Hello everybody, I'm new to the Pi and Linux, I have a little experience of programming in C and PHP.
I'd like to tell you about my project to have the Pi control the watering system for my house plants whist I'm away from home.
I have this great web page that controls the water supply and heating form my plants. And I can see them growing on line via the Raspi's camera.
How do I ensure nobody can take over my watering system and drown my orchids?

Now, house plant safety might not be the most worry some thing in the world, but hey, I don't want anyone killing off my plants and filling the living room up with water.

Re: Security section/subsection

Posted: Thu Nov 28, 2013 10:38 pm
by duberry
bubbl wrote:oh, captain obvious, what're you doing here then, breaking your own advice? isn't it ironic? :twisted:
a) Calulated risk
b) Im unconcerned about the insecurity
c) I see FEAR used as tool to create new market & im not intresed in that :shock:

Image
img-text : 'war is big business'

Re: Security section/subsection

Posted: Thu Nov 28, 2013 10:42 pm
by bubbl
Image

Re: Security section/subsection

Posted: Thu Nov 28, 2013 10:43 pm
by duberry
Heater wrote: How do I ensure nobody can take over my watering system and drown my orchids?
The honest awnser is you can't. But you can try and minimise the posibility

In this case put a max water sensor to prevent over watering ....
But i dont think orchids need water? :roll:
Heater wrote: I don't want anyone killing off my plants and filling the living room up with water.
In reality of all the things a computer might kill in 2013 your plant's are an un likely target .

Re: Security section/subsection

Posted: Thu Nov 28, 2013 10:46 pm
by bubbl
duberry wrote:
bubbl wrote:oh, captain obvious, what're you doing here then, breaking your own advice? isn't it ironic? :twisted:
a) Calulated risk
b) Im unconcerned about the insecurity
c) I see FEAR used as tool to create new market & im not intresed in that :shock:

Image
and more and more people will ask questions like:
just wondering how you went about setting up your static ip and external ip? did you use noip.com? i want to try and use noip.com so i can access my rpi externally. ive searched around but havent had too much success. thanks

Re: Security section/subsection

Posted: Thu Nov 28, 2013 10:47 pm
by Heater
duberry,

OK, Perhaps Orchid care was not the best example. But I thought it conveyed the point as well as any.

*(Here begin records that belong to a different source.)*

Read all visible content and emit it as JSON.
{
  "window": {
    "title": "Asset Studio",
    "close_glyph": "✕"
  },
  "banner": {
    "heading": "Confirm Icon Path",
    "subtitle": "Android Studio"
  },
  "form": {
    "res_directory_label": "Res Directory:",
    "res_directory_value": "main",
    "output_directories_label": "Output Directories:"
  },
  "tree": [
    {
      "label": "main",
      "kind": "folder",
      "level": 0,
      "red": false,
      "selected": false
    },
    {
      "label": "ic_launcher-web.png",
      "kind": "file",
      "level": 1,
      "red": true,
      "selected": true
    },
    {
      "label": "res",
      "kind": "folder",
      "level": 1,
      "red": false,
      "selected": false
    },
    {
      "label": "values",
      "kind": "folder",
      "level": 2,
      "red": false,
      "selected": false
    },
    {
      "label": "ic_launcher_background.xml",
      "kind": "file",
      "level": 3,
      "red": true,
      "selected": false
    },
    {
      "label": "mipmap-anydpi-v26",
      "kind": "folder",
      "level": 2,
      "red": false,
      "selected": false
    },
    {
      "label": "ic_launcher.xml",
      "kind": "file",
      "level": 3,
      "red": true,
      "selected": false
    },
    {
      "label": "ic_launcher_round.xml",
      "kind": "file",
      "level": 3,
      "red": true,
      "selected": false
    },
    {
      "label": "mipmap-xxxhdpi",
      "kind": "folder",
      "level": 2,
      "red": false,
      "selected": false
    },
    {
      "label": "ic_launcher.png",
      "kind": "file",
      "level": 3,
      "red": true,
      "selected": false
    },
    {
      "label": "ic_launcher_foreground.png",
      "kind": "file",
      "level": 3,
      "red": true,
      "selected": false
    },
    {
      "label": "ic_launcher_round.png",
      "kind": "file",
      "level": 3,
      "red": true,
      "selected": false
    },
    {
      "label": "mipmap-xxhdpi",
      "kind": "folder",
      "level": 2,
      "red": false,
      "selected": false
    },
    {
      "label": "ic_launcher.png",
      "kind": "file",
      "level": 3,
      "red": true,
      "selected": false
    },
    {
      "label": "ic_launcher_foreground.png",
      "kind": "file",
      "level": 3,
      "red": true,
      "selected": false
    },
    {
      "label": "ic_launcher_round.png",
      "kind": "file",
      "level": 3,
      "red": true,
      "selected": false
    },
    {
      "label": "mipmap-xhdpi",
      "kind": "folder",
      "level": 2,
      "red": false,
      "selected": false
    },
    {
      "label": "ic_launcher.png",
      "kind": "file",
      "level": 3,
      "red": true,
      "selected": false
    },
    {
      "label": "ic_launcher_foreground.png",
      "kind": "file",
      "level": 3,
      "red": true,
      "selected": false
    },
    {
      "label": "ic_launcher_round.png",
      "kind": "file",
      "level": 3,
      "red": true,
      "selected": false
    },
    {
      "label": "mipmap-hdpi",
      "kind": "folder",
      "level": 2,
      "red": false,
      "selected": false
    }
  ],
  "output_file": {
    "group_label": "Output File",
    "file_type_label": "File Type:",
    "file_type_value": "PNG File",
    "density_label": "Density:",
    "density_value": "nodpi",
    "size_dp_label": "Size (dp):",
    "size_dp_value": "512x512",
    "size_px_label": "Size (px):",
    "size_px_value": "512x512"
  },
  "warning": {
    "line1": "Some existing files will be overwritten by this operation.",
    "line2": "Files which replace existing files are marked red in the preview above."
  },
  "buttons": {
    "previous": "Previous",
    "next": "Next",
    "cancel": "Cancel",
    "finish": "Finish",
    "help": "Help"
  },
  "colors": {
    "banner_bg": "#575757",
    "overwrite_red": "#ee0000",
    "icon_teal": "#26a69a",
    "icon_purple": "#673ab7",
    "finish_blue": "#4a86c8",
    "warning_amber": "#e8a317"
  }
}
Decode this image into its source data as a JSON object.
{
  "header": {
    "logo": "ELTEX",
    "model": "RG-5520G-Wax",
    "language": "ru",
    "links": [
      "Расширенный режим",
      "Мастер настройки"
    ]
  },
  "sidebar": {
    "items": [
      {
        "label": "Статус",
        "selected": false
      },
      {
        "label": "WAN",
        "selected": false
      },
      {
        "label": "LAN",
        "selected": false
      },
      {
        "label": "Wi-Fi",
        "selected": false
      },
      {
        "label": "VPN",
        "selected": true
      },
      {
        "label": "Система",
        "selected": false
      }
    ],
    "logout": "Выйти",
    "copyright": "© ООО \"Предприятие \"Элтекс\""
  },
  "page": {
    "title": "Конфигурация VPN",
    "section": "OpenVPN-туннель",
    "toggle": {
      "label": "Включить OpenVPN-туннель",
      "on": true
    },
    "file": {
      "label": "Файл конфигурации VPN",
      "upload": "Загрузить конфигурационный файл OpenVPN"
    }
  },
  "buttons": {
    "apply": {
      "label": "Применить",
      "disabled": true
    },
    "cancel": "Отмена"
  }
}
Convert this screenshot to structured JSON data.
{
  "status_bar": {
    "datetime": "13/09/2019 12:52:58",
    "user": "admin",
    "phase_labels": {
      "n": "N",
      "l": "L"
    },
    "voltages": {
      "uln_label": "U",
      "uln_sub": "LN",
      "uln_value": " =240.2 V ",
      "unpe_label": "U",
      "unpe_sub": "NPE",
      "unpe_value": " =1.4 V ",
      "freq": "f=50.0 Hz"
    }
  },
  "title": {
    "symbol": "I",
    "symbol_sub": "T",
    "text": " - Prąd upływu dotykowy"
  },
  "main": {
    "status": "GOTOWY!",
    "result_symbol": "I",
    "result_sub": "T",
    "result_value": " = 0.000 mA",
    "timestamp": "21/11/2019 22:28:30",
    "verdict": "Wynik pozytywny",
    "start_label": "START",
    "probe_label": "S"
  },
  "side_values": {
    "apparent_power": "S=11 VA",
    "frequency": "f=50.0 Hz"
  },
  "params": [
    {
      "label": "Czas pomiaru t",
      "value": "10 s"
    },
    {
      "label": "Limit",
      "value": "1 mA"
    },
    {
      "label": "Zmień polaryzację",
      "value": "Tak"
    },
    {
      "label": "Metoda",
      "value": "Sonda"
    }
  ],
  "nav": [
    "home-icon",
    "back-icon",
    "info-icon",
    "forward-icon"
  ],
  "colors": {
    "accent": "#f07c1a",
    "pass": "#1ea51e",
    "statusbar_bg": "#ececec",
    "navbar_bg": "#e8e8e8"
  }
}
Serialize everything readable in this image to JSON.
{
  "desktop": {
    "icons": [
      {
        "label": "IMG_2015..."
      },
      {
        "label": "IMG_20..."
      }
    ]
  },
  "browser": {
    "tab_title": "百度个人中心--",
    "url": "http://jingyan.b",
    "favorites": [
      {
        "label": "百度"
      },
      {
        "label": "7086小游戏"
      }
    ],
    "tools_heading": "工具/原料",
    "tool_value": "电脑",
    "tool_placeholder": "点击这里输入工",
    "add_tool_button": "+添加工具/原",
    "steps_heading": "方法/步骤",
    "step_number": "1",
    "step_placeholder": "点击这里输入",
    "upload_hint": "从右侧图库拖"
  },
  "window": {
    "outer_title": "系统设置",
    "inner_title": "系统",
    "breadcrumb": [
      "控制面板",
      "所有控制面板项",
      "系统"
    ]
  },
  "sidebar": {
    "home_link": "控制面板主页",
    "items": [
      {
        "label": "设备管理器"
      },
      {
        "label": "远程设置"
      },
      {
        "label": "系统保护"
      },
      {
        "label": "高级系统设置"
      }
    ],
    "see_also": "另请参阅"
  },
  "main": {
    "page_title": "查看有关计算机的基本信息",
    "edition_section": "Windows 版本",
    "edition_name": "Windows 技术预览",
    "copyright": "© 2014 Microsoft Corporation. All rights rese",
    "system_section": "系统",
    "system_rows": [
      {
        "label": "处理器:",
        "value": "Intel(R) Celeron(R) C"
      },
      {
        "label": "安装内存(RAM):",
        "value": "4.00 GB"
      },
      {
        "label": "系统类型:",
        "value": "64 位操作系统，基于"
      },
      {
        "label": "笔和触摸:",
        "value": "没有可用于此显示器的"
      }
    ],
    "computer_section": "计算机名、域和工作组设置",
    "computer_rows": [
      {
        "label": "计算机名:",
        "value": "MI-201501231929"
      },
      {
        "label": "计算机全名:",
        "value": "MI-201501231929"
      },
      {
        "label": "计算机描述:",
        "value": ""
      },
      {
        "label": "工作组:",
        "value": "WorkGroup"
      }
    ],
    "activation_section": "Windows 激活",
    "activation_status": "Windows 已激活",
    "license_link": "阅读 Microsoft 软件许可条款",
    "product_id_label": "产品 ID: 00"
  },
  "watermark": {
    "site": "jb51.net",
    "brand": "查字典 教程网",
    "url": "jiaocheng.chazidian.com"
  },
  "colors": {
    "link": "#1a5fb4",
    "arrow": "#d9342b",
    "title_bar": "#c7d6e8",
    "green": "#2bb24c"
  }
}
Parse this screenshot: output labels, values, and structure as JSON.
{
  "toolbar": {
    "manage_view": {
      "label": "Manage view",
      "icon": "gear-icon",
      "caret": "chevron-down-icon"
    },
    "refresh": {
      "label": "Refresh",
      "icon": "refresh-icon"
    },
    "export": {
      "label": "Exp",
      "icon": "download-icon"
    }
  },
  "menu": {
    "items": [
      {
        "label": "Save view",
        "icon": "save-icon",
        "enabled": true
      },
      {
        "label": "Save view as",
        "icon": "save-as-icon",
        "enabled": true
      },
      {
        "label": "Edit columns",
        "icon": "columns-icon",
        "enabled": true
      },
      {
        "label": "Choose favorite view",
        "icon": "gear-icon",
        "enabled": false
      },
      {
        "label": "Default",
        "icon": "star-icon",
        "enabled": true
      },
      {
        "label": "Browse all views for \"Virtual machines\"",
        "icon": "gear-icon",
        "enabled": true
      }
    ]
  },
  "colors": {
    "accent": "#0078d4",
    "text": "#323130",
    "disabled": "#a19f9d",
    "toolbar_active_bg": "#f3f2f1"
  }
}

Re: Security section/subsection

Posted: Thu Nov 28, 2013 10:56 pm
by duberry
@"Heater"
:P I-dig ( I overunderstand your example but
The only Enviroment im consearned about the security of is not digital (call me crazy :idea: )

Re: Security section/subsection

Posted: Thu Nov 28, 2013 11:08 pm
by Joe Schmoe
Cold hard fact is that the next generation doesn't give a whit about security.

Smartphones/Androids/tablets/etc are all based on a no-security model. You are owned by every single app maker whose app you've installed. It seems to work OK for most people.

Also, why all this concern about Linux and security? Most of the world runs Windows and again, like with Smartphones, etc - Windows has only rudimentary security. Yet, people use it everyday. They seem to survive.